American Rivers placed the Pajaro River in central California at the top of its ten “most endangered” rivers of 2006, in a year in which the group focused on development, mining, and related problems. The environmental group did not cite dams or hydropower as reasons for listing any of the rivers.
American Rivers said April 19 the current set of levees is not adequately protecting people living near the Pajaro from flooding. It charged the Corps of Engineers built more than 22 miles of levees along the Pajaro River and compounded the problem by stripping the levees of vegetation. The group said the Corps should develop a new plan that works with the whole river and includes solutions to the Pajaro’s upstream problems, such as gravel mining and development.
None of the ten rivers was carried over from 2005, when the Susquehanna River in New York, Pennsylvania, and Maryland topped the list. American Rivers said its report highlights rivers facing major turning points, where actions by citizens can make a difference for community well-being and river health.
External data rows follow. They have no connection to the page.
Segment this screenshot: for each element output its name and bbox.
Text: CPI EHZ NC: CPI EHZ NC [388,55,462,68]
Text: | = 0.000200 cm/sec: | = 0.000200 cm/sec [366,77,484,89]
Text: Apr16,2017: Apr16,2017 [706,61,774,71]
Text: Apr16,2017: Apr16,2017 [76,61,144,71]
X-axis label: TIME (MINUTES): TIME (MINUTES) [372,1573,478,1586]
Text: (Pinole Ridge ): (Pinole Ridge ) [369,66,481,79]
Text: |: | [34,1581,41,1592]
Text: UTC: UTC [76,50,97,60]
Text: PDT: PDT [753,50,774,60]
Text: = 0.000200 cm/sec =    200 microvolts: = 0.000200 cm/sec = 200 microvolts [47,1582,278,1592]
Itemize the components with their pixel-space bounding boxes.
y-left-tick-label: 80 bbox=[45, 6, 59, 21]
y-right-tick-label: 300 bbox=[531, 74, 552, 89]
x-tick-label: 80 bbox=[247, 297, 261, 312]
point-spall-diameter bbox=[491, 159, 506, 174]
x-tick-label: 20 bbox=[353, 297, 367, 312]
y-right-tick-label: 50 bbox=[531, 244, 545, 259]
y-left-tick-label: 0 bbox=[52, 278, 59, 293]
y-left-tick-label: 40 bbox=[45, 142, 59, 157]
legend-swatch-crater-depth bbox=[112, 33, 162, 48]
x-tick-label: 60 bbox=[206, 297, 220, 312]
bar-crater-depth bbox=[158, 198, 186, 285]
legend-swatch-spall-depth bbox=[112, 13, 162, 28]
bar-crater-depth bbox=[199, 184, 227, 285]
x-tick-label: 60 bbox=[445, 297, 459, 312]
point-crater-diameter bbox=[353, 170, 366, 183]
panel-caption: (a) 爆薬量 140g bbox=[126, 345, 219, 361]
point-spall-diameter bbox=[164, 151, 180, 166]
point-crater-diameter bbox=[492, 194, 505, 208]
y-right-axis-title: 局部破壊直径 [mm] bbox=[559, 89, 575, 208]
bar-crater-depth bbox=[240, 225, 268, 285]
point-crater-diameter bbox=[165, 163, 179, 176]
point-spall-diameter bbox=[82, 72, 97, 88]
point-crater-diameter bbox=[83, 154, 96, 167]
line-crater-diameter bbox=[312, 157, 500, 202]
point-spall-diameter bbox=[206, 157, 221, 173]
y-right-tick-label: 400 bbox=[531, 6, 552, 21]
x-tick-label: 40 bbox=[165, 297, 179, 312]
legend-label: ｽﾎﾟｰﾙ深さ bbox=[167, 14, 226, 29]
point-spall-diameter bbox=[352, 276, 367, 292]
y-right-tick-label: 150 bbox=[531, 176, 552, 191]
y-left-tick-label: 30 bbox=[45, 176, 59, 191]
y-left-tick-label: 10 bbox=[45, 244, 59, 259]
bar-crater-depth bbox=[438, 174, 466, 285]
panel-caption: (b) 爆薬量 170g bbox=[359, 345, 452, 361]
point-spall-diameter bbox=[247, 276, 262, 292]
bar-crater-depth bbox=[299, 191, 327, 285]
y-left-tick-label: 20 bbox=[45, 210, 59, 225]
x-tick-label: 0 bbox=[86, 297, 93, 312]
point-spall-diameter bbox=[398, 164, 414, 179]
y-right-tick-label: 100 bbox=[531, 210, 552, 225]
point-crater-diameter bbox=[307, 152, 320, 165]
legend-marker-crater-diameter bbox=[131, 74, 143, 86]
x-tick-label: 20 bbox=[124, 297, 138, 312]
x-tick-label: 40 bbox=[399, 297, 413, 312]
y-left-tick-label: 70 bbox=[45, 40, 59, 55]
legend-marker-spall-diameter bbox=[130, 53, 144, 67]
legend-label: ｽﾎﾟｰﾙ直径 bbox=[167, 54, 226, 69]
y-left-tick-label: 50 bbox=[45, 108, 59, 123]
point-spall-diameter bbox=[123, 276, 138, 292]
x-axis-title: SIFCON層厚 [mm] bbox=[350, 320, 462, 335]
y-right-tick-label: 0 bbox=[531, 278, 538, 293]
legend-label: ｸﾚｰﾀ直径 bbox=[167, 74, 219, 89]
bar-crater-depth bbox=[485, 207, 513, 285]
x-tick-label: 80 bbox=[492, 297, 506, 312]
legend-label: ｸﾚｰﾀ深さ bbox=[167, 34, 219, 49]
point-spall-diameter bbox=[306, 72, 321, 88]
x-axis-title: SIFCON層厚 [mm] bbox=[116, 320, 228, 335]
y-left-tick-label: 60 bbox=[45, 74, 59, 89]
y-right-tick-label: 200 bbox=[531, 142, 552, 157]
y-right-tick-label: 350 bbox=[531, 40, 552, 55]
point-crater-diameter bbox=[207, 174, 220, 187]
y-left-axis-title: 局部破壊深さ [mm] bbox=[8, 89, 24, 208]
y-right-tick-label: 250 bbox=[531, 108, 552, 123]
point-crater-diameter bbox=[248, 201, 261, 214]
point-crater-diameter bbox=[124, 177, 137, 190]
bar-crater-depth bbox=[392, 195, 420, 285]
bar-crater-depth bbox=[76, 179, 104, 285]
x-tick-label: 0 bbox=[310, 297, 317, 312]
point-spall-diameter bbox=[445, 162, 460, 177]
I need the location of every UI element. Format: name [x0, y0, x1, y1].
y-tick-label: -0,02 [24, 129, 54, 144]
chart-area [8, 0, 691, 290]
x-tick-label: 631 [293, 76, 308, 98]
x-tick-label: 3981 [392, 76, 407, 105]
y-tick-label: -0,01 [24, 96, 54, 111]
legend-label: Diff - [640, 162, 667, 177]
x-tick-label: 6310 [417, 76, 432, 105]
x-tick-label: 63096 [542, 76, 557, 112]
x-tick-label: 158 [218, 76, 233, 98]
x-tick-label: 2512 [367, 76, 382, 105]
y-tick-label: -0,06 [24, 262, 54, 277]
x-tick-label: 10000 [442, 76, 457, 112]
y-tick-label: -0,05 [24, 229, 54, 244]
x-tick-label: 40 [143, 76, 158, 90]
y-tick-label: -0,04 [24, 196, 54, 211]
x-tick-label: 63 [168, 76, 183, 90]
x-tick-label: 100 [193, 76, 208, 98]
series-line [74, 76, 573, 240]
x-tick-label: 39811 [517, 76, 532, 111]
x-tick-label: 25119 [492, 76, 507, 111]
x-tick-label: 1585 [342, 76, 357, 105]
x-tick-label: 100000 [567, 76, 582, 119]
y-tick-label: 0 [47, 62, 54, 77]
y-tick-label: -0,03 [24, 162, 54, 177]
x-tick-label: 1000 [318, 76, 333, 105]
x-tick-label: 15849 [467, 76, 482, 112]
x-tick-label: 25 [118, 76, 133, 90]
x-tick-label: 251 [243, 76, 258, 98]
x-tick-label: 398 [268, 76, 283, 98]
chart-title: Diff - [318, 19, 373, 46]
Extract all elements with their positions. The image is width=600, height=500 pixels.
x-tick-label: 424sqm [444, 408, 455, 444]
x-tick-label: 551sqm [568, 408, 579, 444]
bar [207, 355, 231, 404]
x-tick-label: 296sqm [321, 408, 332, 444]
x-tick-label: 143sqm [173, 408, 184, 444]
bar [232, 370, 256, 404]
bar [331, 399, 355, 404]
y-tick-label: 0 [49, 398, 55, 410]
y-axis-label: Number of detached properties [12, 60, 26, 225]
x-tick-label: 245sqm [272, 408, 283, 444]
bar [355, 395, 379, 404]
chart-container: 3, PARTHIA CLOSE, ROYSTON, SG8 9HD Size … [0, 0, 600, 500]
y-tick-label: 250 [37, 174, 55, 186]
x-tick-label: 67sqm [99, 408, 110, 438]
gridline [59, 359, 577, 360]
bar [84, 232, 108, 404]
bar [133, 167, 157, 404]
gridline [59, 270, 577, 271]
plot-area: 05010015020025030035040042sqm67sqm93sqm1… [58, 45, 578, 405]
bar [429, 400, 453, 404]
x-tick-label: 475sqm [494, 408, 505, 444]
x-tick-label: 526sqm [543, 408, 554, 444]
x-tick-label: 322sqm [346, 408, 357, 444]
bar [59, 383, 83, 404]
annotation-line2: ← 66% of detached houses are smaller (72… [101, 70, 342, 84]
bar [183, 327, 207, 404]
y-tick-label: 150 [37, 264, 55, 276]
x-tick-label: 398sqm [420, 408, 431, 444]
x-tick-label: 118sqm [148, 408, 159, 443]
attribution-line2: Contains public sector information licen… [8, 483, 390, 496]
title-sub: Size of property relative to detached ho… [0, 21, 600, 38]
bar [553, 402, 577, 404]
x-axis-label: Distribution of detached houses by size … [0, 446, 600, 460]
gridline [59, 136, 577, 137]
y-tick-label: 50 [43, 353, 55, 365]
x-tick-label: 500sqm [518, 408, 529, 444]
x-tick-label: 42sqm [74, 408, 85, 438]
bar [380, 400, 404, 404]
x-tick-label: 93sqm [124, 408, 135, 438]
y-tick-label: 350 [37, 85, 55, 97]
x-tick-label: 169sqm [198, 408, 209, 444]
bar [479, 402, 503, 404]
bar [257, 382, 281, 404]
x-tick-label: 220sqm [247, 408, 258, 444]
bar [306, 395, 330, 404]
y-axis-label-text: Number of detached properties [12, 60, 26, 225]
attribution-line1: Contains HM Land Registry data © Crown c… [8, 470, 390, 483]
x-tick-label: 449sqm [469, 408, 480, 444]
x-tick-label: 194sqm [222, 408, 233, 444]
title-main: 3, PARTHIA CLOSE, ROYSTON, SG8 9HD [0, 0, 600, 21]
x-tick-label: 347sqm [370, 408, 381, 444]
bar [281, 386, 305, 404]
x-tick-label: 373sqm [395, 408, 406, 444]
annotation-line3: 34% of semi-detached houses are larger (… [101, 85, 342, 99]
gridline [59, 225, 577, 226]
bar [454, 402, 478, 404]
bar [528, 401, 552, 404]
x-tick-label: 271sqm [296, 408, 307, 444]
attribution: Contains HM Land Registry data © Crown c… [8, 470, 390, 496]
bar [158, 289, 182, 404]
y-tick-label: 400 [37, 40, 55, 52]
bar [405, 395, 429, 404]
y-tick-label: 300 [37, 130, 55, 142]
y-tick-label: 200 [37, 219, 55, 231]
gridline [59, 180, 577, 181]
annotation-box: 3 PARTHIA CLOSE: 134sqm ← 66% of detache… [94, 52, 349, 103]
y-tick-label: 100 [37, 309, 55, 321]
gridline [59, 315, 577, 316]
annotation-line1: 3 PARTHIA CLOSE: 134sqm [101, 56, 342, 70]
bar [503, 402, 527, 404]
Other rivers, their states, and threats are: 2. Upper Yellowstone River in Montana, new home construction; 3. Willamette River in Oregon, pollution; 4. Salmon Trout River in Michigan, mining; 5. Shenandoah River in Virginia and West Virginia, development; 6. Boise River in Idaho, mining; 7. Caloosahatchee River in south Florida, discharges of fertilizer and toxic-laden water from Lake Okeechobee; 8. Bristol Bay in Alaska, mining; 9. San Jacinto River in Texas, mining; and 10. Verde River in Arizona, plans to increase pumping from the aquifer that feeds the river.
American Rivers targets Corps of Engineers
American Rivers said 2006 would be a pivotal year for addressing “the mismanagement of our waterways by the U.S. Army Corps of Engineers.”
The river conservation group, a frequent critic of the Corps, is calling on the Bush administration and Congress to overhaul the Corps’ approach to river management. It pointed to the 2005 flooding of New Orleans as an example of the government’s failed efforts to prevent flooding and mistaken approaches that put other communities at risk.
American Rivers said new policies for the Corps should include: stronger natural resources protection; new guidelines that account for the risk of wetlands destruction and floodplain development; independent review of agency projects; and renewed focus on “high priority” projects.
It also is urging Congress to pass the Water Resources Planning and Modernization Act of 2006 (S.2288), by Sens. John McCain, R-Ariz., and Russ Feingold, D-Wis., that would address fundamental flaws it sees in the Corps’ planning process.